I felt James climbing on top of me. His big dick looked like it was coming at me. That shit was big, about ten inches or so. And Jade was taking that in every night? No wonder she had four years with him.
“Ahhh,” I gasped, clawing at his back and feeling him push inch by inch into me. I swear my eyes rolled in the back of my head as he penetrated me.
He began to thrust, humping in between my widely spread thighs.
“God . . . I wanted you for so long, Shy,” James whispered in my ear as he fucked me. “Damn, you feel so good. . . . Damn, I’ve waited for this.”
He had my legs rocking back and forth in the air. He then gripped both my ankles and spread my legs apart even wider, as he leaned up, pressed against his knees, and pushed his dick deeper into me, causing me to lose control and scream. Shit felt like it was nesting in my stomach. Next thing, he fucking me like Speedy Gonzales—rapid and shit. It felt good, a little, but his dick was too big for him to be trying to push all of that in me so fast. He started sweating and shit.
An hour later, we were done. I was sprawled out on the bed while James went to use the bathroom. I was out of it. I couldn’t even get up. But my conscience was tearing me apart. I stood up and looked at myself in the mirror over the dresser.
“Shy, you a foul bitch,” I said softly to my reflection. “How could you do that? Jade’s your girl and you know how grimy James is. Him and Roscoe are best friends.”
“You said somethin’, Shy?” James shouted through the closed bathroom door.
“No.”
I started to tear up, feeling like shit.

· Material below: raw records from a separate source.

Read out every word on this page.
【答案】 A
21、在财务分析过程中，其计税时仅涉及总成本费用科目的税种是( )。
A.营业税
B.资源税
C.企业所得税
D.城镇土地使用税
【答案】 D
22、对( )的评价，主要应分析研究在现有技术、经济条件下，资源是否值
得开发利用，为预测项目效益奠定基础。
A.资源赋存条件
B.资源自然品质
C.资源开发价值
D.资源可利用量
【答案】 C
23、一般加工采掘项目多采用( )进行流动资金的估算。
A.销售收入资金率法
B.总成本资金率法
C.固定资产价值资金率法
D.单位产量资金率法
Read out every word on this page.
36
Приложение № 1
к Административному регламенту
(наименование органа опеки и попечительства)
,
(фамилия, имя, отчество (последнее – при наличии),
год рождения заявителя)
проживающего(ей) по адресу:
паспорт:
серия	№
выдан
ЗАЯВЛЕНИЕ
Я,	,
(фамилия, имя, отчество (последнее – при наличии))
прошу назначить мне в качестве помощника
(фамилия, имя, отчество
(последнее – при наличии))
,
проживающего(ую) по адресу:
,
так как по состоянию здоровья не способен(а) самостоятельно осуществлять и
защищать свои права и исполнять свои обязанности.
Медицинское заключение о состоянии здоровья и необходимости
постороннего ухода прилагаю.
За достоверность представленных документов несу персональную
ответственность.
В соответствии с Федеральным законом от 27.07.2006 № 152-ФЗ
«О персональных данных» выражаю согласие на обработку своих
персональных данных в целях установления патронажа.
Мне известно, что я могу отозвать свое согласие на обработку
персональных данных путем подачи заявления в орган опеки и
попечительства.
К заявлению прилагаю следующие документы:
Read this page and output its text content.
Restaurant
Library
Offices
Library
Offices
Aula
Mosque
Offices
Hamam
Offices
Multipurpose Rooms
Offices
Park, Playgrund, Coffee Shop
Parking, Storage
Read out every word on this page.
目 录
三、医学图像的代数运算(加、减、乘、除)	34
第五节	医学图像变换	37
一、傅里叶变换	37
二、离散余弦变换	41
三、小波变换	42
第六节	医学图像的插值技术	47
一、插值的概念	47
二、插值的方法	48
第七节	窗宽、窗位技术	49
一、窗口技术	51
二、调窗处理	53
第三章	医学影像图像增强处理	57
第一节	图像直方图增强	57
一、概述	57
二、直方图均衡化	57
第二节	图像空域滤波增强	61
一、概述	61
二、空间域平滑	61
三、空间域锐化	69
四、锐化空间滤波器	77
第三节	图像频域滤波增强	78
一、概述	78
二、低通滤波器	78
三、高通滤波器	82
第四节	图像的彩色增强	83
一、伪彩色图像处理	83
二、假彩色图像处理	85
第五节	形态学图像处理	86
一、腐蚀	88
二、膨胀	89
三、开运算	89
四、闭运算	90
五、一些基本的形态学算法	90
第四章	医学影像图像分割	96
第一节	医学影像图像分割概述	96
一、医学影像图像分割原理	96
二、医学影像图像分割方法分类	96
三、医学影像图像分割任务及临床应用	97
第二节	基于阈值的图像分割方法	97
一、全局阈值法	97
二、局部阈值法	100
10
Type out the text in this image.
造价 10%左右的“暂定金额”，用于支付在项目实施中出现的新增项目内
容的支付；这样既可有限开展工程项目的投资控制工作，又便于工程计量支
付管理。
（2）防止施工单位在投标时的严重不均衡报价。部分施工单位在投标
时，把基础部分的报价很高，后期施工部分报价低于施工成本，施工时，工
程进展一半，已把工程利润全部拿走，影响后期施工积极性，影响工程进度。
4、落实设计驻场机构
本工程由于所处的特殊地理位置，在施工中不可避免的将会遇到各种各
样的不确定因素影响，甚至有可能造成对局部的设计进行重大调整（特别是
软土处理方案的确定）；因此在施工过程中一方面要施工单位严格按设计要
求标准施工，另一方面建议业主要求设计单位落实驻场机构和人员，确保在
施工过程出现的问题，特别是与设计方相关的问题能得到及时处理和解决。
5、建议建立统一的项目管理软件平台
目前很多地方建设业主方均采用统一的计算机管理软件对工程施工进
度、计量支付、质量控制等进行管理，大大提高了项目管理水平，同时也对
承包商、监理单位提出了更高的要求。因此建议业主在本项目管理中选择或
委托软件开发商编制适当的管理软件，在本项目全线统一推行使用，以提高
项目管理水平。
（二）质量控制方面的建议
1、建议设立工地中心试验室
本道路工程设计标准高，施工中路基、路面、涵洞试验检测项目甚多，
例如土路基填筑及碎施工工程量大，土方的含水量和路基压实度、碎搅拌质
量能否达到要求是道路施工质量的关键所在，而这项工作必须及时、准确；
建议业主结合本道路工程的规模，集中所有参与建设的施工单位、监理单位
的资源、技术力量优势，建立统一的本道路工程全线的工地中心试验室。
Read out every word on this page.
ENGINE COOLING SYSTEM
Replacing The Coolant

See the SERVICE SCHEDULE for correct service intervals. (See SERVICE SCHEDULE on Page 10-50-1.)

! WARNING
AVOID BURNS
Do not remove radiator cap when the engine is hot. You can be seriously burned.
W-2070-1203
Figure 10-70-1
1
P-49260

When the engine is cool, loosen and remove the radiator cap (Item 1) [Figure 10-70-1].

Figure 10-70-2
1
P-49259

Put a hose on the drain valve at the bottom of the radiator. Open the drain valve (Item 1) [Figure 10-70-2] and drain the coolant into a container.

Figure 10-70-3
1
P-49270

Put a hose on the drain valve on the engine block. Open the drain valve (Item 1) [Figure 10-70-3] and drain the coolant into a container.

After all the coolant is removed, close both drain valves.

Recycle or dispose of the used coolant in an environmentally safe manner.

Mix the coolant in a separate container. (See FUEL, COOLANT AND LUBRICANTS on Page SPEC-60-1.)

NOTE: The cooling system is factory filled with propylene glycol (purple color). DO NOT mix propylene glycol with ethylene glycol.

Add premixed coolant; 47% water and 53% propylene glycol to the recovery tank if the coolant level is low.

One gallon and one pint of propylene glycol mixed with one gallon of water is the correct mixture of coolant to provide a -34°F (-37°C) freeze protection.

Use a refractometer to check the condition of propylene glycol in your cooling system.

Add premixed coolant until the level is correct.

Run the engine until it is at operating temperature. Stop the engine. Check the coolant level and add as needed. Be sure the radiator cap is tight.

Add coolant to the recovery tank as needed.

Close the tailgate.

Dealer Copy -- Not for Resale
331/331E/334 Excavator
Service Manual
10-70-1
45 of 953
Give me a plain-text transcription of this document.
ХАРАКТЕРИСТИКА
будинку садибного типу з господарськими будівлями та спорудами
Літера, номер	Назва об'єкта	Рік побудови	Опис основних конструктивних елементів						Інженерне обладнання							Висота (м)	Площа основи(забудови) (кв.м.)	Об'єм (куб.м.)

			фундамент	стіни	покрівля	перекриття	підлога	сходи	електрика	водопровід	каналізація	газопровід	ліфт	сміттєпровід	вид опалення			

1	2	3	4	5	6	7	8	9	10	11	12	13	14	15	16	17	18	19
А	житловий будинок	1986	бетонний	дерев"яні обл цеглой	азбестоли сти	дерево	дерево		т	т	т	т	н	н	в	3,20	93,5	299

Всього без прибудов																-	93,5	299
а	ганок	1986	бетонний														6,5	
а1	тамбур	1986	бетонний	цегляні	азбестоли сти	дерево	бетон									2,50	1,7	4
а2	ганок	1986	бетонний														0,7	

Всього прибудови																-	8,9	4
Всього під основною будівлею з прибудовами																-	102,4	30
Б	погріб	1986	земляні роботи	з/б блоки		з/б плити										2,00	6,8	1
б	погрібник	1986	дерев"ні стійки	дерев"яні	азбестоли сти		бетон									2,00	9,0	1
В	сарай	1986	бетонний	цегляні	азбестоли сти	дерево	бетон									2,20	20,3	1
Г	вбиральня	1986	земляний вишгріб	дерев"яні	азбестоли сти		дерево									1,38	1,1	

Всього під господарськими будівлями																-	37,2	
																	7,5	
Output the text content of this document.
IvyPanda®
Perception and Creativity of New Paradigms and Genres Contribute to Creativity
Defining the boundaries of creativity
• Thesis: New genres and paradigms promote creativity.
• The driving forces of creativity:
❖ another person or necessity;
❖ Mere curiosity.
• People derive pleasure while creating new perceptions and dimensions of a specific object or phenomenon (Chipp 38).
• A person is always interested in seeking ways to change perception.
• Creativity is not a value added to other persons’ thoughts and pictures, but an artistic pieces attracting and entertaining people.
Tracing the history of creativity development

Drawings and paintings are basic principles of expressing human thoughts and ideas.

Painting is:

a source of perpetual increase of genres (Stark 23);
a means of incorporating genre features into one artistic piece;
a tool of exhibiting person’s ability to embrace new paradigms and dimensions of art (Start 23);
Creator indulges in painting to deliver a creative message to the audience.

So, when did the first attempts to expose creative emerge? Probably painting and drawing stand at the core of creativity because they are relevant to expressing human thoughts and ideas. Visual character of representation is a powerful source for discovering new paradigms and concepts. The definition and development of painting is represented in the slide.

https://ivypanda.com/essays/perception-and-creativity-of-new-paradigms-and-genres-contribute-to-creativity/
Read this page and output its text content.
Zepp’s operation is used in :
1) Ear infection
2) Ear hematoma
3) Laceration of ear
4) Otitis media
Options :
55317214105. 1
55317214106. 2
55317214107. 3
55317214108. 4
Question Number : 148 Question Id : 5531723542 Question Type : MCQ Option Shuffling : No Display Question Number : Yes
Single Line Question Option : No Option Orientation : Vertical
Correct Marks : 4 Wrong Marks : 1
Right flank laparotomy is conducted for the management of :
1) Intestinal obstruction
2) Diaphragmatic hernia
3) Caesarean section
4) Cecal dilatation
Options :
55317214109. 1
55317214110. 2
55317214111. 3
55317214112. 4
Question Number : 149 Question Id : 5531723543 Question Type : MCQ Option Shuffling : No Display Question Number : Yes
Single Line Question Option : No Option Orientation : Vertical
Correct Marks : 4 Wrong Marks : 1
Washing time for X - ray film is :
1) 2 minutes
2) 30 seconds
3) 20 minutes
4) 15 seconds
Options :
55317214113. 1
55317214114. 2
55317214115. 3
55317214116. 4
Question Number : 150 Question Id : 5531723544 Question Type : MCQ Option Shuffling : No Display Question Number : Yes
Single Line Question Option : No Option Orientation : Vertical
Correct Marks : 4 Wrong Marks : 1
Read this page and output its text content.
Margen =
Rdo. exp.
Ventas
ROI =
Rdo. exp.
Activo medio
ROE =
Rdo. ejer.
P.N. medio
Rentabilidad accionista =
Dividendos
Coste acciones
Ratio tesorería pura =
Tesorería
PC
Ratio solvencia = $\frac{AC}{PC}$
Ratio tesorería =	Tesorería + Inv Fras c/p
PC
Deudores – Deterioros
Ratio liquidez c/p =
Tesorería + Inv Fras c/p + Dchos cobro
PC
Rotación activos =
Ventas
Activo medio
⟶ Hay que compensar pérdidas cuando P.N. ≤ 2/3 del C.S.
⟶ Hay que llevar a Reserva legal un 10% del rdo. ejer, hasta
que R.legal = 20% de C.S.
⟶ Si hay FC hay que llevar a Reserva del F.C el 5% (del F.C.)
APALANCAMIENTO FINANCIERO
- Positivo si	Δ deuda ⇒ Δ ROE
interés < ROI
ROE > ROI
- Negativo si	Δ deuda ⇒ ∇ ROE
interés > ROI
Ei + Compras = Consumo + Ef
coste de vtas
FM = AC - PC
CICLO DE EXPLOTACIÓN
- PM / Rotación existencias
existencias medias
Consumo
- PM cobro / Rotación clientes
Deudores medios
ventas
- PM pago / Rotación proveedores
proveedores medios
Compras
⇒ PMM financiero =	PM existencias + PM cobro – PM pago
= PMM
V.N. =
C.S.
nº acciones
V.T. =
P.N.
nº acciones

I had never cheated on Roscoe. I love that man with all my heart. I was mad at him. I was envious of Jade. She still had her man around, getting the dick every night, while I was left with toys and my fingers night after night. I’m not used to spending time alone. I always had a man around, even my bitch-ass father when he was alive. I always had someone to love me and keep me company. Since I was fourteen, I had a boyfriend. And in one night, that changed for me. My man was on Rikers, while Jade’s man came home to her every night.
I quickly jumped off the bed, collected my things, and shouted to James, “James, I’m ready to go.”
“But we got the room for another five hours!”
“I’m ready to go now,” I said, getting dressed.
I heard the toilet flush, and James stepped out of the bathroom, still butt naked.
“Shy, why you trippin’? Don’t nobody know we here. We way out on L.I. Chill, baby,” he said calmly, coming over to me.
“No, I need to go now,” I repeated, pushing him away from me.
He sighed. “Whatever.”
Within the next hour, we had checked out and were headed back to Queens. During the whole ride, I tried not to cry, but Roscoe was on my mind.
I had James drop me off a few blocks from my building. I didn’t want anyone seeing me exit his Hummer this late at night. I didn’t even say good-bye to him. I just hopped out his truck and walked briskly to my building.
When I walked into my apartment, the first thing I saw when I turned on the lights was a picture of Roscoe and me that had been taken at Coney Island one night. It was sitting on the widescreen TV. I broke down crying and collapsed on my bed.
“Baby, I fucked up,” I whispered to myself.